Almost like using Syrian reference because they're struggling, keeps that culture alive in a way, you know?
It’s awesome, yeah.
Your usage of strong light vs. dark well, light, gives a ton of shadows and reflected light. How did you go about that decision? It feels very . . . Kaladesh
I love playing with strong light and deep shadows. It was quite natural for me and I found it very relaxing. Happy it fit well into that world!
You like playing with light, oh I know. Any example I could include to showcase you going all in on it from another illustration or personal work?
I received a few examples that show his strong usage of light work, see below:
How did you infuse India into your illustrations? Was architecture the main way to do so?
I think architecture plus features like patterns on clothes, on paved ways. It all adds that extra sparkle that feature some type of oriental feel, you know? I love digging and finding new ways to improve believability of place, and keep features visible or even some of them hidden to keep the viewer interested in the piece.
Go on, show me. did you hide anything in there, say in Lawless Broker?
Lawless Broker by Darek Zabrocki
Small patterns on clothes but not only on foreground characters but also those in the background. Even colors! Some of them suggest the style. If you look closer at the top of the doors, you can clearly see influences of styles, the same with their ornamental dagger
Like, curved doorways?
Yes, the vault itself. Of course. I did it suggestively But I saw they have patterns themselves. I always try to diversify them so not all patterns were the same. They have a similar feeling.

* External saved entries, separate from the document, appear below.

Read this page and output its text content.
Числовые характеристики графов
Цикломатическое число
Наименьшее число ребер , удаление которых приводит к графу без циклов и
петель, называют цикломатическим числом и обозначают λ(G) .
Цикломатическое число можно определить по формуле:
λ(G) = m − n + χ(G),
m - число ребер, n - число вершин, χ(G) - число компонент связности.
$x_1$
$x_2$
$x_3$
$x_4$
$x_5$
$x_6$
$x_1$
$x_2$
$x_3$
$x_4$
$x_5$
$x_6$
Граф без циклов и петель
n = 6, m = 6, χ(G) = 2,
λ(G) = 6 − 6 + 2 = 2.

Did you find some reference or inspiration there?
I was looking through oriental and indian patterns, textures really, on textures.com, to see how the patterns can fold together. And they gave me inspiration for doing it that way. It’s pretty organic, not at all mechanical. It’s very rooted to nature in Kaladesh.
Is there anything you needed to fix to keep an image Kaladesh feeling?

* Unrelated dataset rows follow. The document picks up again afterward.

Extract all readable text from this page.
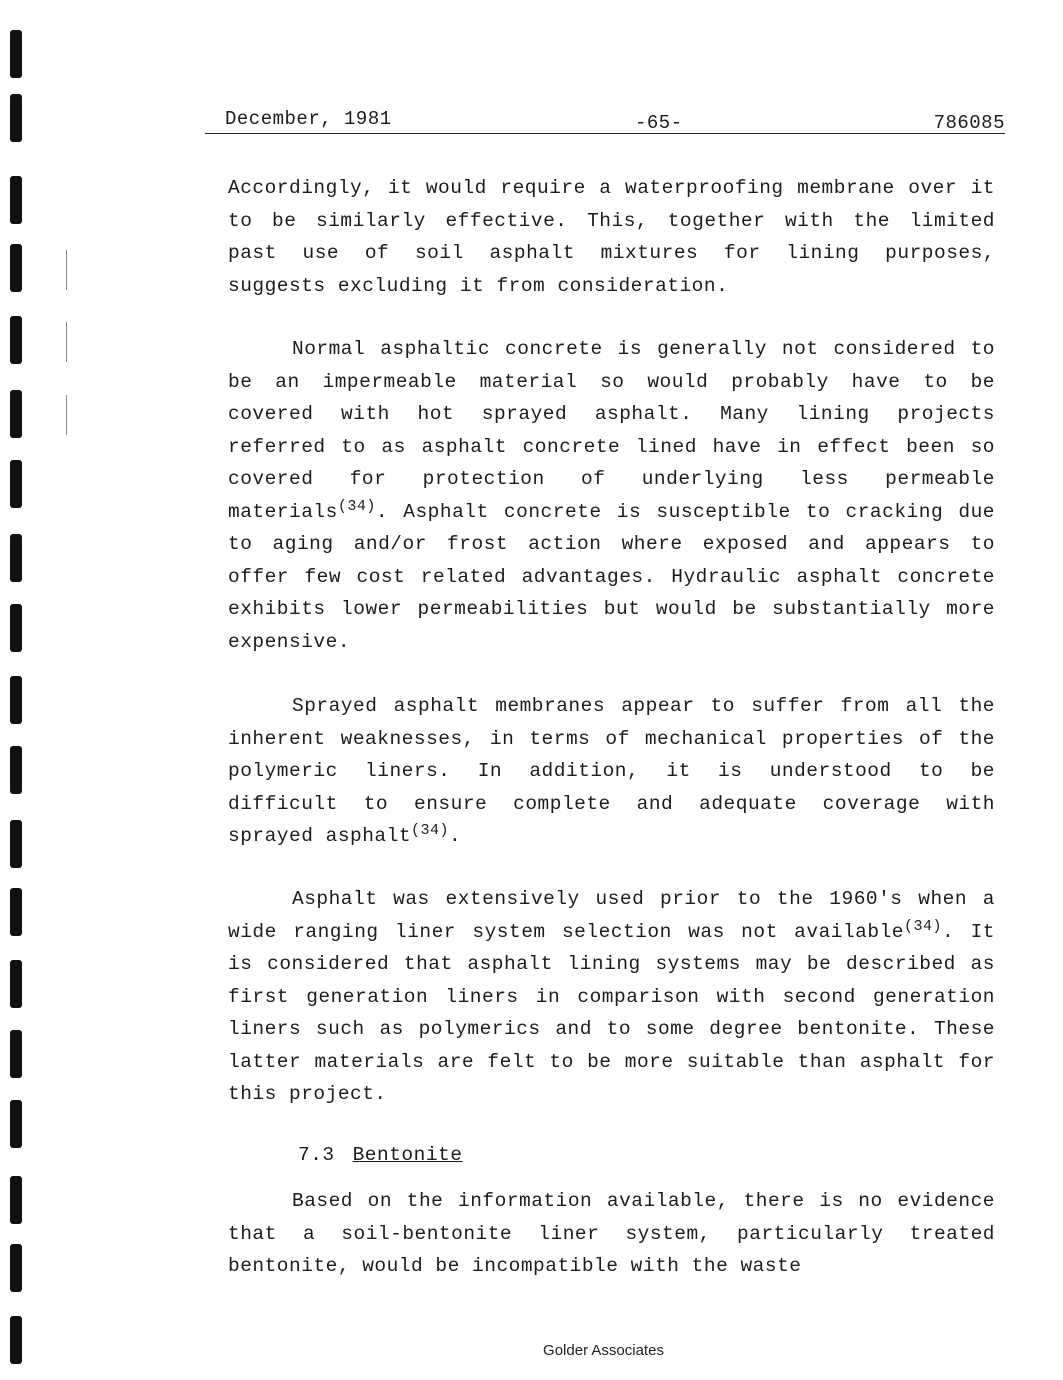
December, 1981	-65-	786085

Accordingly, it would require a waterproofing membrane over it to be similarly effective. This, together with the limited past use of soil asphalt mixtures for lining purposes, suggests excluding it from consideration.

Normal asphaltic concrete is generally not considered to be an impermeable material so would probably have to be covered with hot sprayed asphalt. Many lining projects referred to as asphalt concrete lined have in effect been so covered for protection of underlying less permeable materials$^{(34)}$. Asphalt concrete is susceptible to cracking due to aging and/or frost action where exposed and appears to offer few cost related advantages. Hydraulic asphalt concrete exhibits lower permeabilities but would be substantially more expensive.

Sprayed asphalt membranes appear to suffer from all the inherent weaknesses, in terms of mechanical properties of the polymeric liners. In addition, it is understood to be difficult to ensure complete and adequate coverage with sprayed asphalt$^{(34)}$.

Asphalt was extensively used prior to the 1960's when a wide ranging liner system selection was not available$^{(34)}$. It is considered that asphalt lining systems may be described as first generation liners in comparison with second generation liners such as polymerics and to some degree bentonite. These latter materials are felt to be more suitable than asphalt for this project.

7.3 Bentonite

Based on the information available, there is no evidence that a soil-bentonite liner system, particularly treated bentonite, would be incompatible with the waste

Golder Associates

I think on Lawless Broker I had to dig and research more for those patterns! I remember it lacked that and the epic richness of the world. So it actually dragged me to more research.
More research *can* be fun but that seems . . . tiring. But it’s good for the art!
It is. It makes you more aware and you evolve not only as an artist but also as a person. It’s kind of concept art research-So an everyday habit for me. Ha!
Iron League Steed by Darek Zabrocki
Darek also mentioned that he would love to visit the United States in the spring or summer of 2017, so if you’re a tournament organizer wanting this Polish artist, he’d love to be invited!
Thanks for stopping by today. Look closer at these four artists, they’re phenomenal.